WADA chief Witold Banka warned that the United States could find itself isolated from world sport with significant consequences for American athletes if it risks the harmonisation of global anti-doping rules over the Chinese case.
On the security front, French police have arrested a Russian man suspected of planning to destabilise the Olympics, the Paris prosecutor’s office said, which could take the form of disinformation or other types of attack.
WINTER GAMES
France was conditionally picked as the host of the 2030 Winter Games on Wednesday and must now deliver key financial guarantees in the coming months, the International Olympic Committee said. Salt Lake City was awarded the 2034 Winter Olympics.
As for the summer Games, organisers said Friday’s opening ceremony, which will officially mark the start of the Olympics, would be a daring, joyful show – protected by 45,000 police and thousands more military.

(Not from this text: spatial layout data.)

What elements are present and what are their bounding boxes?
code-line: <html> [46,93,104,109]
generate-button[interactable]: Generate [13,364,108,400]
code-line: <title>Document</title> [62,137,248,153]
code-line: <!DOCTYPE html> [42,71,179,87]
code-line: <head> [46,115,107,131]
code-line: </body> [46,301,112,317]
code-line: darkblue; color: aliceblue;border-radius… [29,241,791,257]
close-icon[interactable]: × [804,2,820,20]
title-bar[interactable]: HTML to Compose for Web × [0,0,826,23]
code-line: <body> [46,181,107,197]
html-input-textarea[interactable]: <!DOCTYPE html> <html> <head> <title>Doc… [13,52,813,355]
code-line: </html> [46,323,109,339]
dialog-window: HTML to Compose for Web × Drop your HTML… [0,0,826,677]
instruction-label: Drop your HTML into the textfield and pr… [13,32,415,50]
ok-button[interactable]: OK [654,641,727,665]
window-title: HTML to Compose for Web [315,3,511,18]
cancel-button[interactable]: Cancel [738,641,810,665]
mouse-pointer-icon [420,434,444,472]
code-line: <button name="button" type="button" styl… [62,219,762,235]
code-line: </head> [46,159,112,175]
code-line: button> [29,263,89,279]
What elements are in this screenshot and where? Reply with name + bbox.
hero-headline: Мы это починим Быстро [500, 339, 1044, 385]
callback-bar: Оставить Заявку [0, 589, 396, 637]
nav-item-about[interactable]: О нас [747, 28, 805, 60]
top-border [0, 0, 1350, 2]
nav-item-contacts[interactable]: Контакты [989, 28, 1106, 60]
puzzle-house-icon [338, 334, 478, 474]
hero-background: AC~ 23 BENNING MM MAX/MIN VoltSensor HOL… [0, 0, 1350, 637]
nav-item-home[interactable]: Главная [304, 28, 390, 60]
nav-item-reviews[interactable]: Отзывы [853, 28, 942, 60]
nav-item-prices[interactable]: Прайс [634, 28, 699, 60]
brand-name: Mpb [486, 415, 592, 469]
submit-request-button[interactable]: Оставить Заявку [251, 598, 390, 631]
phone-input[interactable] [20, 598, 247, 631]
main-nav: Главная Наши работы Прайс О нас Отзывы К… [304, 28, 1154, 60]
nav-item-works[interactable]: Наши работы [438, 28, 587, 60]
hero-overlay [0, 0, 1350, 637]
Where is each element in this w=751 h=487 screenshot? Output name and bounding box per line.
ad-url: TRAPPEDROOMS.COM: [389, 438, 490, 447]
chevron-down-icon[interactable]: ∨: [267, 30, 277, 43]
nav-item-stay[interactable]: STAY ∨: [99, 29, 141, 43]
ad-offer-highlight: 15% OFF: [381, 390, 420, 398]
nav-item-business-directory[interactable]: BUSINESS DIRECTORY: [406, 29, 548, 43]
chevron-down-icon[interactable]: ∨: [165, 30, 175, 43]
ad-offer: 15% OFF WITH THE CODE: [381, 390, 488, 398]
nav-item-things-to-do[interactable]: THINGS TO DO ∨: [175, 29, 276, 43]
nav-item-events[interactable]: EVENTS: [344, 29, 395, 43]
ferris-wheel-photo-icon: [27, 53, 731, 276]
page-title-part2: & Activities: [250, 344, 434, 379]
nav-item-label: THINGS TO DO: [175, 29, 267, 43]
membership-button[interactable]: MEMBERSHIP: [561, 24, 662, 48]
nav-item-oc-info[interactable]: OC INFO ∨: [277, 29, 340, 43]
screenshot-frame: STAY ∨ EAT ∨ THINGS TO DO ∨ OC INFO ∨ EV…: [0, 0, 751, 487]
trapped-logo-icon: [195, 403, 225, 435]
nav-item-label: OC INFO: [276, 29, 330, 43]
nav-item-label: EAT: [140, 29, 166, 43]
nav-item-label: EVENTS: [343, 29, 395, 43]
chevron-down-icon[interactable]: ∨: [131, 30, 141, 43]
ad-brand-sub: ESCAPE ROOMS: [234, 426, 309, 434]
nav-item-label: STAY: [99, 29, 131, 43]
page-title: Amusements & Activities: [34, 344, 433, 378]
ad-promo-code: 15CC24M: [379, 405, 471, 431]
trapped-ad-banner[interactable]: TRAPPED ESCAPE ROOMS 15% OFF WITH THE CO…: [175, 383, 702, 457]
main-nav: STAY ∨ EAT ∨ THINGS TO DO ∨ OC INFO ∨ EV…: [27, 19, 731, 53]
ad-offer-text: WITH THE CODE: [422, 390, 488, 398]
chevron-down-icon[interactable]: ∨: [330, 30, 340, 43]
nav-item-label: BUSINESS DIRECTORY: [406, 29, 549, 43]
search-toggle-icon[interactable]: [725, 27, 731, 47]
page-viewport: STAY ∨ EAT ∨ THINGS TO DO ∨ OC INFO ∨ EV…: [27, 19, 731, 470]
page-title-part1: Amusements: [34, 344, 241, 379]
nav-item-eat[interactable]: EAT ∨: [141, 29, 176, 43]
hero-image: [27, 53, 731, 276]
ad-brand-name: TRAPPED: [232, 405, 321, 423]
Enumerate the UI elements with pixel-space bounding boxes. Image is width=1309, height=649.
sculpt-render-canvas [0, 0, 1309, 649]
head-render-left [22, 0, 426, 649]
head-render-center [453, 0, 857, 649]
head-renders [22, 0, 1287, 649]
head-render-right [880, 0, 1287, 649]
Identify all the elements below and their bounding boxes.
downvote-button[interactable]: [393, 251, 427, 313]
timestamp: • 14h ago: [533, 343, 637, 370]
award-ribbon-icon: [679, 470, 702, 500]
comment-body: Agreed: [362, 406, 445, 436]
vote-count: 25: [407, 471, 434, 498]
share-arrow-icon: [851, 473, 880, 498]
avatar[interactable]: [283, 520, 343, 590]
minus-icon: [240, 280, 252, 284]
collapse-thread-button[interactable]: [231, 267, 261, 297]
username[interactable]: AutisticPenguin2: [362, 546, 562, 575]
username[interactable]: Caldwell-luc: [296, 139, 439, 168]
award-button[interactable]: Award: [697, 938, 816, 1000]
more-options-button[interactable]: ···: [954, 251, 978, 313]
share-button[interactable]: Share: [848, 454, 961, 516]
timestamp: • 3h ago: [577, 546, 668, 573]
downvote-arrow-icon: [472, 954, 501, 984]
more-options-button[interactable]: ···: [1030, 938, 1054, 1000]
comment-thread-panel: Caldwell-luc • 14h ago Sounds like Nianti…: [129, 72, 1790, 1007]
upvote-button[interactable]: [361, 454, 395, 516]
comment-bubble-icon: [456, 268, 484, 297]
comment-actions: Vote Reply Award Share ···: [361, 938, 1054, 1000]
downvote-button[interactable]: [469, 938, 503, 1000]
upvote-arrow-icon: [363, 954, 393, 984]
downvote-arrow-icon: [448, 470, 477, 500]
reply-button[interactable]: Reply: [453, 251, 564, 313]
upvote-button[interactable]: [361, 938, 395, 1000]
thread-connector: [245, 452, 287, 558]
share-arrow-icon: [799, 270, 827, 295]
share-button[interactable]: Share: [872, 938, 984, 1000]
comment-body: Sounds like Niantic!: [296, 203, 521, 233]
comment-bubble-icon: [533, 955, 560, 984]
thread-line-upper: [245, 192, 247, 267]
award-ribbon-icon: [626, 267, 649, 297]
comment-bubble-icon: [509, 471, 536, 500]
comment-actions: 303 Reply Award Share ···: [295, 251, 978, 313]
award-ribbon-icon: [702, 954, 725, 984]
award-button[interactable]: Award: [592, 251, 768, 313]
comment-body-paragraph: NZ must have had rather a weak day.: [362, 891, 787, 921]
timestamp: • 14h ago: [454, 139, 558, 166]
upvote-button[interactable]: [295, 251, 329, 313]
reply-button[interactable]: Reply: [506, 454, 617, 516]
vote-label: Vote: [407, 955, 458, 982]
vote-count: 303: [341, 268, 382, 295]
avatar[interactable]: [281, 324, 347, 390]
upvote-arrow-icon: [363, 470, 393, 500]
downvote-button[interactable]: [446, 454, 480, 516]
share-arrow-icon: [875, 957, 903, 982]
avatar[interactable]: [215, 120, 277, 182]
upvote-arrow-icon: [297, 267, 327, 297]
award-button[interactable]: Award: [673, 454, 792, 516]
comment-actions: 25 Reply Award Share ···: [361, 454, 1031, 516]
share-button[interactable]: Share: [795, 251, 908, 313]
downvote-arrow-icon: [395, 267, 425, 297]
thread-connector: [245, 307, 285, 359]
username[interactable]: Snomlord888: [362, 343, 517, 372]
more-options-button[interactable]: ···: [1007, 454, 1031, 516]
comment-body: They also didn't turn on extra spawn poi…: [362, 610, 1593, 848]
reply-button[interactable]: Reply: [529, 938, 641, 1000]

Dozens of boats will carry athletes and performers on a 6km route along the Seine. More than 300,000 spectators will be watching from the riverbanks.
Details including some of the artists taking part, who will last carry the torch and light the Olympic cauldron to mark the start of the Games, have been kept secret.
But sightings in Paris of Canadian singer Celine Dion have kicked off rumours that she could be taking part in the opening ceremony. French Sports Minister Amelie Oudea-Castera said Dion’s presence in Paris was not a coincidence.